Quem disse que não haverá Natal?

Quem disse que não haverá Natal nesta pandemia? Claro que haverá. Talvez até mais próximo daquela noite em que Jesus nasceu. Noite de silêncios e mistérios. De luz e esperança.

Por: Lúcia Pedrosa-Pádua

Maria e José foram forçados a uma viagem a Belém, para cumprir lei do Imperador romano. Não havia lugar para eles na sala dos hóspedes e Jesus nasceu ali, onde ficam os animais. Envolto em faixas, foi acomodado numa manjedoura, onde se alimentavam os animais (Lc 2,7). A cena nada tem de grandiosa. Ao contrário, tudo se passa na simplicidade, na pobreza e na dificuldade. Acontecimento do grande amor de Deus: este é o lugar transformado em lar de Jesus.

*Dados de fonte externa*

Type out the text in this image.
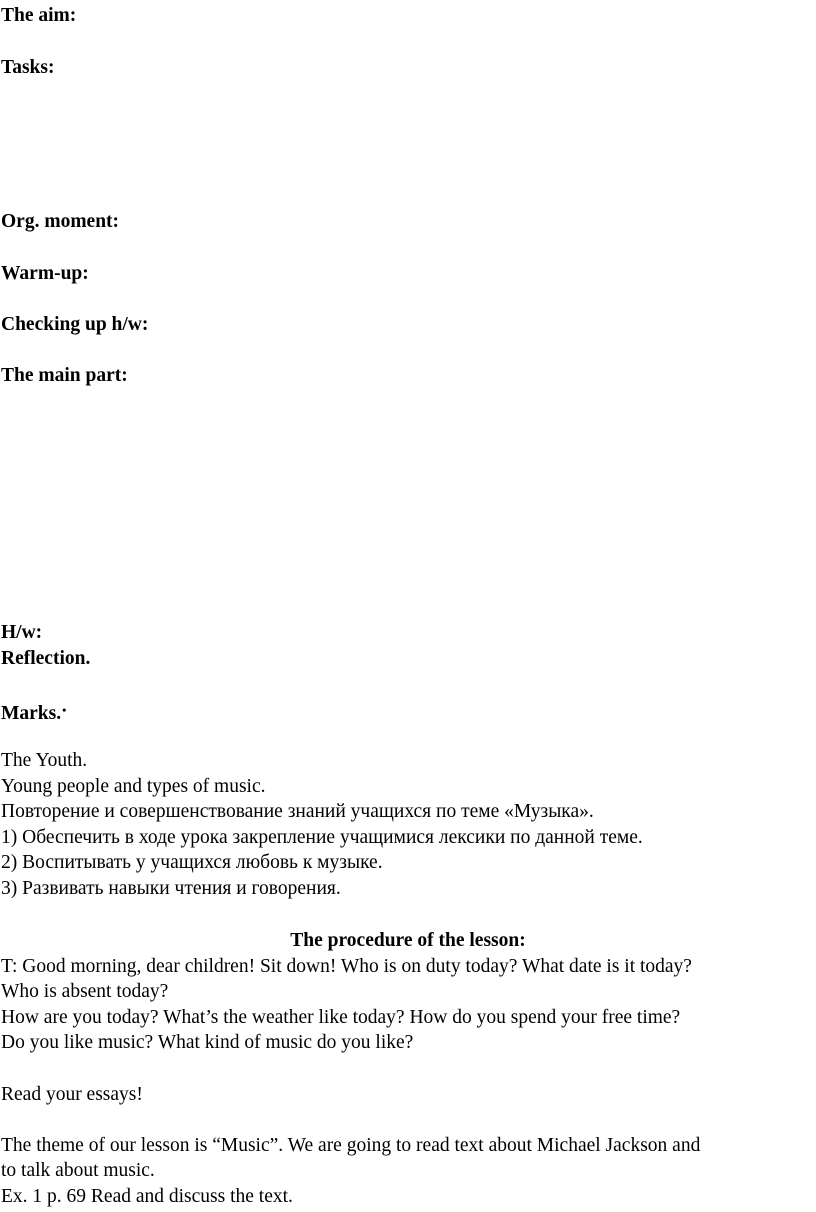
The aim:
Tasks:
Org. moment:
Warm-up:
Checking up h/w:
The main part:
H/w:
Reflection.
Marks.•
The Youth.
Young people and types of music.
Повторение и совершенствование знаний учащихся по теме «Музыка».
1) Обеспечить в ходе урока закрепление учащимися лексики по данной теме.
2) Воспитывать у учащихся любовь к музыке.
3) Развивать навыки чтения и говорения.
The procedure of the lesson:
T: Good morning, dear children! Sit down! Who is on duty today? What date is it today?
Who is absent today?
How are you today? What’s the weather like today? How do you spend your free time?
Do you like music? What kind of music do you like?
Read your essays!
The theme of our lesson is “Music”. We are going to read text about Michael Jackson and
to talk about music.
Ex. 1 p. 69 Read and discuss the text.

Os primeiros a chegar são os pastores que passavam a noite nos campos, junto com os seus rebanhos. Gente pobre, marginalizada e esquecida. São eles os destinatários e missionários da notícia do nascimento. Diz-nos o Evangelho de Lucas que “a glória de Deus os envolveu de luz” (2,9). Da noite de suas vidas, Deus arrancou poesia e provocou uma experiência de luz.

Maria guardava estes acontecimentos em seu coração. Profundidade e sentimento de mistério a invadiam. Compreendeu que o Deus da promessa abre caminhos de luz e de vida onde não se espera. Talvez ela ainda não pudesse perceber toda a luz que brotaria daquele acontecimento, naquela noite.

Também nós temos acontecimento a serem ainda compreendidos. Mas o Natal nos traz uma certeza: este nosso mundo, em pandemia, é o lar de Deus. Ele nos diz “sim”, ao assumir nossa vida tão frágil. Aqui é o lugar de seu grande amor e misericórdia, de seu perdão, de seu dom que nos permite sempre recomeçar.

O Natal nos diz que nada pode nos tirar o sonho de esperar. Porque a promessa de Deus “acontece”, faz-se carne e pulsa naquele Menino envolto em faixas. Em Jesus se manifesta a graça, a amizade divina para toda a humanidade (Tt 2,11). Quem poderia imaginar um sinal tão pequeno, tão prosaico, tão humano. A revelar que Deus está ao nosso lado, assume toda fragilidade e solidão. Ao mesmo tempo, preenche essa situação com uma esperança e uma promessa da qual, como Maria, somos todos portadores.

Como os pastores, somos os destinatários e missionários desta notícia desconcertante, que nos vem como luz que inunda as trevas da noite. Como Maria, temos palavras guardadas no coração, gritos sufocados pela injustiça. Ausências dolorosas e acontecimentos a serem compreendidos à luz da luz de Deus. Mas somos portadores de uma promessa que se faz acontecimento em nosso hoje.

Esta noite certamente nos pede mais silêncio. Olhar e observar. Viver a experiência de não poder preparar grandes mesas, encontrar os amigos ou mesmo a família completa. A doença, a pobreza e a injustiça impedem as grandes festas.  O laço de humanidade, que nos faz a todos irmãos e irmãs, impõe repensar prioridades, procedimentos, “protocolos” de solidariedade e vida.    

As ruas podem estar mais vazias, mas nosso coração se enche de rostos amigos, outros desconhecidos que se fazem misteriosamente próximos. Experimentamos que a humanidade ficou, de repente, mais próxima e conhecida, mais familiar.

O compromisso de Deus, no Natal, funda o nosso compromisso com a realidade. Nossa esperança não é passiva, de esperar simplesmente. Mas esperança ativa, que esperança o mundo com sonhos e buscas. Esperançar o mundo nos torna resilientes, desinstalados, prontos a ir ao encontro (como os pastores, como Maria, como José), a animar a vida, a juntar-nos com outros (os “homens de boa vontade”) e agir de modo diferente.  Natal nos ajuda a optar pelo mundo que queremos: este irrompe da simplicidade do Presépio, é dinamizado pelo Reino que o Menino traz e nos oferece, é concretizado pelos que, como os pais de Jesus, acolhem de verdade essa luminosa notícia.

Sim, haverá Natal e nos restaurará a força e o amor, a esperança e a solidariedade. Impulsionará a um mundo mais solidário, à libertação e à luz, à amizade e à poesia. Celebremos, com alegria, o Natal!